Russell quasi ci rinuncia: "Il titolo? Non credo di essere in lotta
La stagione di George Russell ha preso una direzione molto diversa dalle aspettative maturate dopo il successo ottenuto in Australia. Il pilota Mercedes si trova ora a inseguire Andrea Kimi Antonelli con un distacco consistente e, nonostante alcune prestazioni incoraggianti, non è riuscito a ristabilire una netta superiorità sul compagno di squadra.
George Russell e il distacco da Andrea Kimi Antonelli
Dopo la vittoria conquistata il 8 marzo in Australia, Russell sembrava destinato a vivere un campionato favorevole. Il britannico aveva superato con relativa facilità il confronto iniziale con la Ferrari di Charles Leclerc, ponendo le basi per una stagione da protagonista.
Sei mesi più tardi, la situazione è cambiata profondamente. Russell paga ora 81 punti di distacco da Andrea Kimi Antonelli, diventato progressivamente il principale riferimento della Mercedes a partire dal Gran Premio del Giappone. L’italiano ha mostrato con maggiore continuità un passo competitivo, soprattutto in gara, mentre Russell ha faticato a ritrovare la brillantezza dei primi appuntamenti.
Il risultato di Madrid e la strategia Mercedes
A Madrid Russell non è andato oltre il sesto posto in qualifica, condizione che lo ha costretto a impostare una gara di rimonta. La Mercedes aveva scelto per lui la gomma hard, puntando sulla possibilità di sfruttarne la durata e di attendere un’opportunità favorevole durante la corsa.
L’occasione è arrivata con la Virtual Safety Car dopo circa quindici giri, quando i piloti partiti con mescola media o soft sono rientrati ai box. Russell, che aveva iniziato la gara con la gomma più dura, è stato richiamato per montare la media. La decisione non ha prodotto vantaggi: la hard appariva più competitiva, mentre la mescola media era stata criticata da diversi piloti.
Il cambio ha inoltre reso molto probabile una gara articolata su due soste, poiché anche il box Mercedes riteneva difficile arrivare al traguardo con la gomma a banda gialla. Sul risultato finale, la scelta ha inciso poco: Russell occupava la quinta posizione prima della neutralizzazione ed è arrivato quinto sotto la bandiera a scacchi.
Le dichiarazioni di George Russell dopo Madrid
Russell ha sottolineato che la prestazione della Mercedes fosse stata migliore rispetto al risultato ottenuto. Secondo il britannico, il passo mostrato dalla vettura era tra i più competitivi del gruppo, mentre la qualifica aveva avuto un peso determinante, in una situazione paragonata all’effetto tipico del circuito di Monaco.
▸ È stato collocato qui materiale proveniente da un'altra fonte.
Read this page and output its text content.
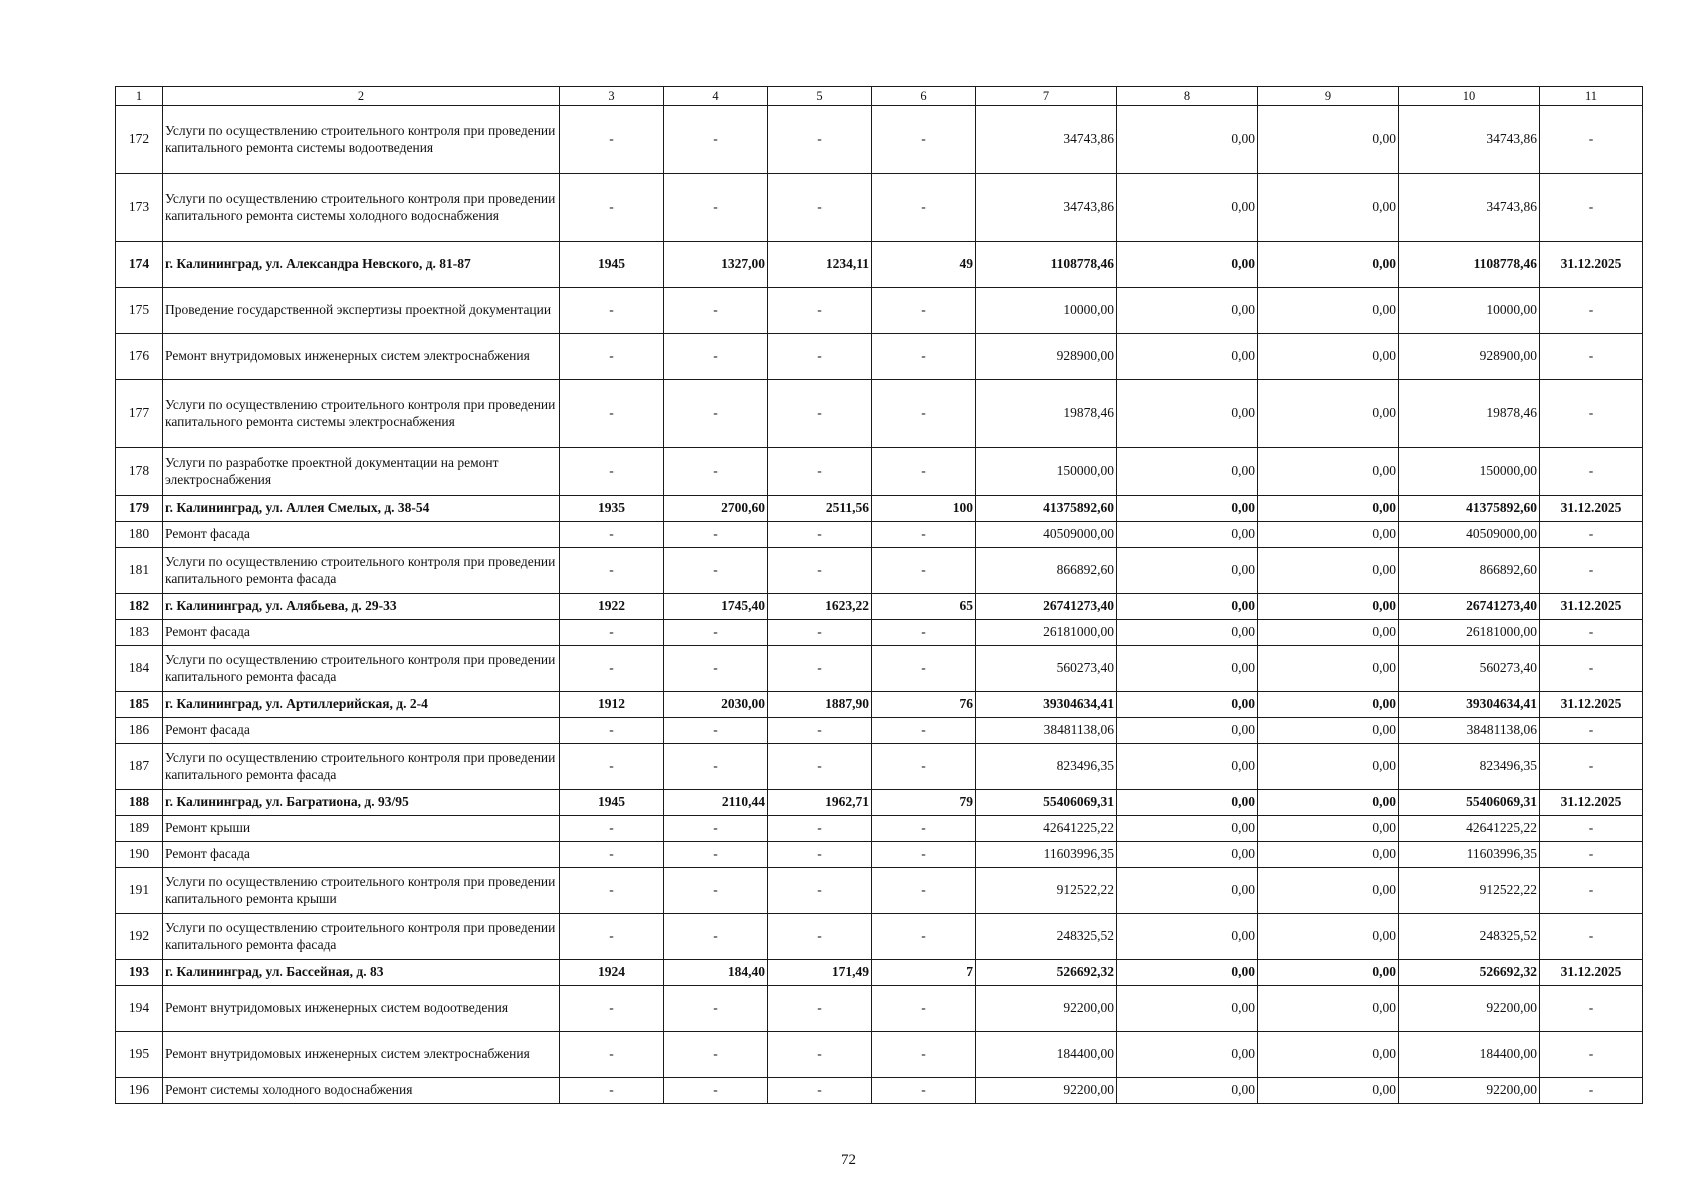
1	2	3	4	5	6	7	8	9	10	11
172	Услуги по осуществлению строительного контроля при проведении капитального ремонта системы водоотведения	-	-	-	-	34743,86	0,00	0,00	34743,86	-
173	Услуги по осуществлению строительного контроля при проведении капитального ремонта системы холодного водоснабжения	-	-	-	-	34743,86	0,00	0,00	34743,86	-
174	г. Калининград, ул. Александра Невского, д. 81-87	1945	1327,00	1234,11	49	1108778,46	0,00	0,00	1108778,46	31.12.2025
175	Проведение государственной экспертизы проектной документации	-	-	-	-	10000,00	0,00	0,00	10000,00	-
176	Ремонт внутридомовых инженерных систем электроснабжения	-	-	-	-	928900,00	0,00	0,00	928900,00	-
177	Услуги по осуществлению строительного контроля при проведении капитального ремонта системы электроснабжения	-	-	-	-	19878,46	0,00	0,00	19878,46	-
178	Услуги по разработке проектной документации на ремонт электроснабжения	-	-	-	-	150000,00	0,00	0,00	150000,00	-
179	г. Калининград, ул. Аллея Смелых, д. 38-54	1935	2700,60	2511,56	100	41375892,60	0,00	0,00	41375892,60	31.12.2025
180	Ремонт фасада	-	-	-	-	40509000,00	0,00	0,00	40509000,00	-
181	Услуги по осуществлению строительного контроля при проведении капитального ремонта фасада	-	-	-	-	866892,60	0,00	0,00	866892,60	-
182	г. Калининград, ул. Алябьева, д. 29-33	1922	1745,40	1623,22	65	26741273,40	0,00	0,00	26741273,40	31.12.2025
183	Ремонт фасада	-	-	-	-	26181000,00	0,00	0,00	26181000,00	-
184	Услуги по осуществлению строительного контроля при проведении капитального ремонта фасада	-	-	-	-	560273,40	0,00	0,00	560273,40	-
185	г. Калининград, ул. Артиллерийская, д. 2-4	1912	2030,00	1887,90	76	39304634,41	0,00	0,00	39304634,41	31.12.2025
186	Ремонт фасада	-	-	-	-	38481138,06	0,00	0,00	38481138,06	-
187	Услуги по осуществлению строительного контроля при проведении капитального ремонта фасада	-	-	-	-	823496,35	0,00	0,00	823496,35	-
188	г. Калининград, ул. Багратиона, д. 93/95	1945	2110,44	1962,71	79	55406069,31	0,00	0,00	55406069,31	31.12.2025
189	Ремонт крыши	-	-	-	-	42641225,22	0,00	0,00	42641225,22	-
190	Ремонт фасада	-	-	-	-	11603996,35	0,00	0,00	11603996,35	-
191	Услуги по осуществлению строительного контроля при проведении капитального ремонта крыши	-	-	-	-	912522,22	0,00	0,00	912522,22	-
192	Услуги по осуществлению строительного контроля при проведении капитального ремонта фасада	-	-	-	-	248325,52	0,00	0,00	248325,52	-
193	г. Калининград, ул. Бассейная, д. 83	1924	184,40	171,49	7	526692,32	0,00	0,00	526692,32	31.12.2025
194	Ремонт внутридомовых инженерных систем водоотведения	-	-	-	-	92200,00	0,00	0,00	92200,00	-
195	Ремонт внутридомовых инженерных систем электроснабжения	-	-	-	-	184400,00	0,00	0,00	184400,00	-
196	Ремонт системы холодного водоснабжения	-	-	-	-	92200,00	0,00	0,00	92200,00	-
72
Il pilota ha definito frustrante il momento in cui è entrata la Safety Car. L’obiettivo iniziale era arrivare intorno al giro 40, considerando che Antonelli e gli altri piloti con gomme medie o morbide avrebbero dovuto fermarsi verso il giro 15. La neutralizzazione è stata invece introdotta al giro 14, modificando i piani strategici.
Il mondiale e il futuro di Russell in Mercedes
Russell aveva indicato il recupero delle prestazioni come condizione prioritaria per poter pensare al titolo. I risultati, da soli, non sarebbero stati sufficienti, soprattutto perché Antonelli aveva spesso dimostrato un ritmo di gara superiore. Prima di Madrid, il britannico aveva riconosciuto che, nonostante Zandvoort e Monza fossero state le sue migliori gare stagionali per sensazioni e rendimento, Kimi fosse semplicemente più veloce.
Il pilota Mercedes considera ora la lotta iridata estremamente difficile. L’obiettivo più immediato è tornare alla vittoria e interrompere la fase negativa, così da preparare condizioni più solide in vista del 2027. Toto Wolff ritiene che Russell disponga ancora di una velocità non pienamente espressa e che possa recuperare il livello mostrato nella stagione precedente.
Le personalità al centro della stagione Mercedes
La situazione del team ruota intorno al confronto interno tra Russell e Antonelli, con il britannico impegnato a recuperare competitività e il giovane italiano sempre più centrale nelle gerarchie della squadra.
- George Russell, pilota Mercedes e principale inseguitore nel confronto interno.
- Andrea Kimi Antonelli, riferimento Mercedes dopo il Gran Premio del Giappone.
- Charles Leclerc, avversario Ferrari affrontato da Russell nel duello iniziale in Australia.
- Toto Wolff, convinto che Russell possa ritrovare il proprio livello di prestazione.